Ich glaube nicht, dass die Folgen solcher Trainings so drastisch ausfallen. Wenn sich das Lächeln als Marker bestimmter Gemütszustände des Gegenübers evolviert hat, so sind wir alle Fachmänner beim Erkennen dieser Mimik. Wäre das echte Lächeln leicht zu imitieren, so hätte es schon längst seine Rolle bei der sozialen Interaktion eingebüßt und würde heute vielleicht gar nicht mehr existieren.

Ich würde hier deshalb nicht ganz so schwarz sehen.

Gruß

Gabriella .. 20.01.2017
Hallo Herr Linus M

Was Ramona Bergier da beschrieben hat hat nichts mit schwarz sehen, zu tun. Das ist Tatsache.

Heute gibt es schon Zahlreiche Kurse für lächeln, und für das dazugehörender Körpersprache.

Ein Gefühlsmensch erkännt sofort, wenn er manipuliert werden soll.

Aber nicht Jeder ist ein Gefühlsmensch

In NLP Kursen werden alle mögliche Formen von Manipulation gelehrt.

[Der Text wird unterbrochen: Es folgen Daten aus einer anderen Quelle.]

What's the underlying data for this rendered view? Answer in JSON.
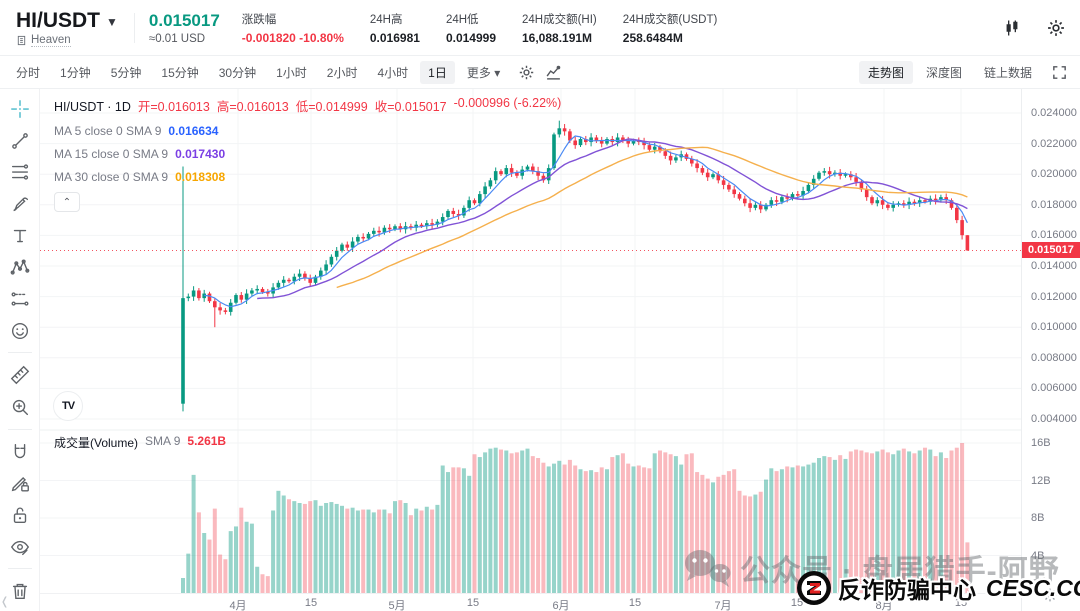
{
  "header": {
    "symbol": "HI/USDT",
    "exchange": "Heaven",
    "price": "0.015017",
    "price_approx": "≈0.01 USD",
    "stats": [
      {
        "label": "涨跌幅",
        "value": "-0.001820 -10.80%",
        "color": "#f23645"
      },
      {
        "label": "24H高",
        "value": "0.016981"
      },
      {
        "label": "24H低",
        "value": "0.014999"
      },
      {
        "label": "24H成交额(HI)",
        "value": "16,088.191M"
      },
      {
        "label": "24H成交额(USDT)",
        "value": "258.6484M"
      }
    ]
  },
  "toolbar": {
    "intervals": [
      {
        "label": "分时"
      },
      {
        "label": "1分钟"
      },
      {
        "label": "5分钟"
      },
      {
        "label": "15分钟"
      },
      {
        "label": "30分钟"
      },
      {
        "label": "1小时"
      },
      {
        "label": "2小时"
      },
      {
        "label": "4小时"
      },
      {
        "label": "1日",
        "active": true
      },
      {
        "label": "更多 ▾"
      }
    ],
    "views": [
      {
        "label": "走势图",
        "active": true
      },
      {
        "label": "深度图"
      },
      {
        "label": "链上数据"
      }
    ]
  },
  "sidebar": {
    "tools": [
      "crosshair",
      "trend-line",
      "parallel-lines",
      "brush",
      "text",
      "xabcd-pattern",
      "forecast",
      "emoji",
      "ruler",
      "zoom-in",
      "magnet",
      "pencil-lock",
      "padlock",
      "eye",
      "trash"
    ],
    "dividers_after": [
      7,
      9,
      13
    ]
  },
  "legend": {
    "title": "HI/USDT · 1D",
    "ohlc_parts": [
      "开=0.016013",
      "高=0.016013",
      "低=0.014999",
      "收=0.015017",
      "-0.000996 (-6.22%)"
    ],
    "ma_rows": [
      {
        "label": "MA 5 close 0 SMA 9",
        "value": "0.016634",
        "color": "#2962ff"
      },
      {
        "label": "MA 15 close 0 SMA 9",
        "value": "0.017430",
        "color": "#7b3fe4"
      },
      {
        "label": "MA 30 close 0 SMA 9",
        "value": "0.018308",
        "color": "#f7a600"
      }
    ],
    "collapse_glyph": "⌃"
  },
  "volume_legend": {
    "title": "成交量(Volume)",
    "ma_label": "SMA 9",
    "ma_value": "5.261B"
  },
  "watermarks": {
    "gray_text": "公众号 · 盘居猎手-阿野",
    "badge_text": "反诈防骗中心",
    "badge_site": "CESC.CC"
  },
  "tv_logo_text": "TV",
  "colors": {
    "up": "#089981",
    "down": "#f23645",
    "vol_up": "rgba(8,153,129,0.42)",
    "vol_down": "rgba(242,54,69,0.35)",
    "ma5_line": "#4a8af4",
    "ma15_line": "#8153d6",
    "ma30_line": "#f5b04d",
    "grid": "#f3f4f6",
    "current_price": "#f23645"
  },
  "chart_data": {
    "type": "candlestick+volume",
    "title": "HI/USDT 1D",
    "legend_last_candle": {
      "open": 0.016013,
      "high": 0.016013,
      "low": 0.014999,
      "close": 0.015017,
      "change": "-0.000996",
      "change_pct": "-6.22%"
    },
    "current_price_label": "0.015017",
    "price_axis_ticks": [
      "0.024000",
      "0.022000",
      "0.020000",
      "0.018000",
      "0.016000",
      "0.014000",
      "0.012000",
      "0.010000",
      "0.008000",
      "0.006000",
      "0.004000"
    ],
    "price_axis_range": [
      0.024,
      0.004
    ],
    "volume_axis_ticks": [
      "16B",
      "12B",
      "8B",
      "4B"
    ],
    "time_axis_ticks": [
      "4月",
      "15",
      "5月",
      "15",
      "6月",
      "15",
      "7月",
      "15",
      "8月",
      "15"
    ],
    "ma_periods": [
      5,
      15,
      30
    ],
    "closes": [
      0.0119,
      0.012,
      0.0124,
      0.0119,
      0.0122,
      0.0117,
      0.0113,
      0.0111,
      0.011,
      0.0116,
      0.0121,
      0.0118,
      0.0122,
      0.0124,
      0.0125,
      0.0123,
      0.0122,
      0.0126,
      0.0129,
      0.0131,
      0.013,
      0.0133,
      0.0135,
      0.0132,
      0.0129,
      0.0133,
      0.0137,
      0.0141,
      0.0146,
      0.015,
      0.0154,
      0.0152,
      0.0156,
      0.0159,
      0.0158,
      0.0161,
      0.0163,
      0.0162,
      0.0165,
      0.0164,
      0.0166,
      0.0164,
      0.0166,
      0.0165,
      0.0167,
      0.0166,
      0.0168,
      0.0167,
      0.0169,
      0.0172,
      0.0176,
      0.0174,
      0.0173,
      0.0178,
      0.0183,
      0.0181,
      0.0187,
      0.0192,
      0.0196,
      0.0202,
      0.02,
      0.0204,
      0.0201,
      0.0199,
      0.0203,
      0.0205,
      0.0202,
      0.0199,
      0.0196,
      0.0204,
      0.0226,
      0.023,
      0.0228,
      0.0222,
      0.0219,
      0.0223,
      0.0221,
      0.0224,
      0.0222,
      0.022,
      0.0223,
      0.0221,
      0.0224,
      0.0222,
      0.022,
      0.0222,
      0.0221,
      0.0219,
      0.0216,
      0.0218,
      0.0215,
      0.0212,
      0.0209,
      0.0211,
      0.0213,
      0.021,
      0.0207,
      0.0204,
      0.0201,
      0.0198,
      0.02,
      0.0196,
      0.0193,
      0.019,
      0.0187,
      0.0184,
      0.0181,
      0.0178,
      0.018,
      0.0177,
      0.018,
      0.0183,
      0.0182,
      0.0185,
      0.0184,
      0.0187,
      0.0186,
      0.0189,
      0.0193,
      0.0197,
      0.0201,
      0.0202,
      0.02,
      0.0201,
      0.0199,
      0.02,
      0.0198,
      0.0195,
      0.019,
      0.0185,
      0.0181,
      0.0183,
      0.018,
      0.0178,
      0.018,
      0.0181,
      0.018,
      0.0182,
      0.0181,
      0.0183,
      0.0182,
      0.0184,
      0.0183,
      0.0185,
      0.0183,
      0.0178,
      0.017,
      0.016013,
      0.015017
    ],
    "volumes_b": [
      1.6,
      4.2,
      12.6,
      8.6,
      6.4,
      5.7,
      9.0,
      4.1,
      3.6,
      6.6,
      7.1,
      9.1,
      7.6,
      7.4,
      2.8,
      2.0,
      1.8,
      8.8,
      10.9,
      10.4,
      10.0,
      9.8,
      9.6,
      9.5,
      9.8,
      9.9,
      9.3,
      9.6,
      9.7,
      9.5,
      9.3,
      9.0,
      9.1,
      8.8,
      8.9,
      8.9,
      8.6,
      8.9,
      8.9,
      8.5,
      9.8,
      9.9,
      9.6,
      8.3,
      9.0,
      8.8,
      9.2,
      8.9,
      9.4,
      13.6,
      12.9,
      13.4,
      13.4,
      13.3,
      12.5,
      14.8,
      14.5,
      15.0,
      15.4,
      15.5,
      15.3,
      15.2,
      14.9,
      15.0,
      15.2,
      15.4,
      14.6,
      14.4,
      13.9,
      13.5,
      13.8,
      14.1,
      13.7,
      14.2,
      13.6,
      13.2,
      13.0,
      13.1,
      12.9,
      13.4,
      13.2,
      14.5,
      14.7,
      14.9,
      13.8,
      13.5,
      13.6,
      13.4,
      13.3,
      14.9,
      15.2,
      15.0,
      14.8,
      14.6,
      13.7,
      14.8,
      14.9,
      12.9,
      12.6,
      12.2,
      11.8,
      12.4,
      12.6,
      13.0,
      13.2,
      10.9,
      10.4,
      10.3,
      10.5,
      10.8,
      12.1,
      13.3,
      13.0,
      13.2,
      13.5,
      13.4,
      13.6,
      13.5,
      13.7,
      13.9,
      14.4,
      14.6,
      14.5,
      14.2,
      14.7,
      14.3,
      15.1,
      15.3,
      15.2,
      15.0,
      14.9,
      15.1,
      15.3,
      15.0,
      14.8,
      15.2,
      15.4,
      15.1,
      14.9,
      15.2,
      15.5,
      15.3,
      14.6,
      15.0,
      14.4,
      15.2,
      15.5,
      16.0,
      5.4
    ],
    "candle_overrides": {
      "0": {
        "open": 0.005,
        "high": 0.0205,
        "low": 0.0045
      },
      "6": {
        "low": 0.01
      },
      "71": {
        "high": 0.0235
      },
      "148": {
        "open": 0.016013,
        "high": 0.016013,
        "low": 0.014999
      }
    }
  }
}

Früher hat man NLP nur für positive Zwecke vervendet. (glaube ich)

Heute hat leider viel an Qvalität verloren. Wahrscheinlich, weil immer mehr, und immer mehr nicht Qalifizierter Trainer , und immer schnellere Kurse gibt.

So müsste ich Ihnen doch recht geben Herr Linus,dass dieser unechte Mimik für Jeden , wer ein wenig aufpasst leicht zu erkännen ist.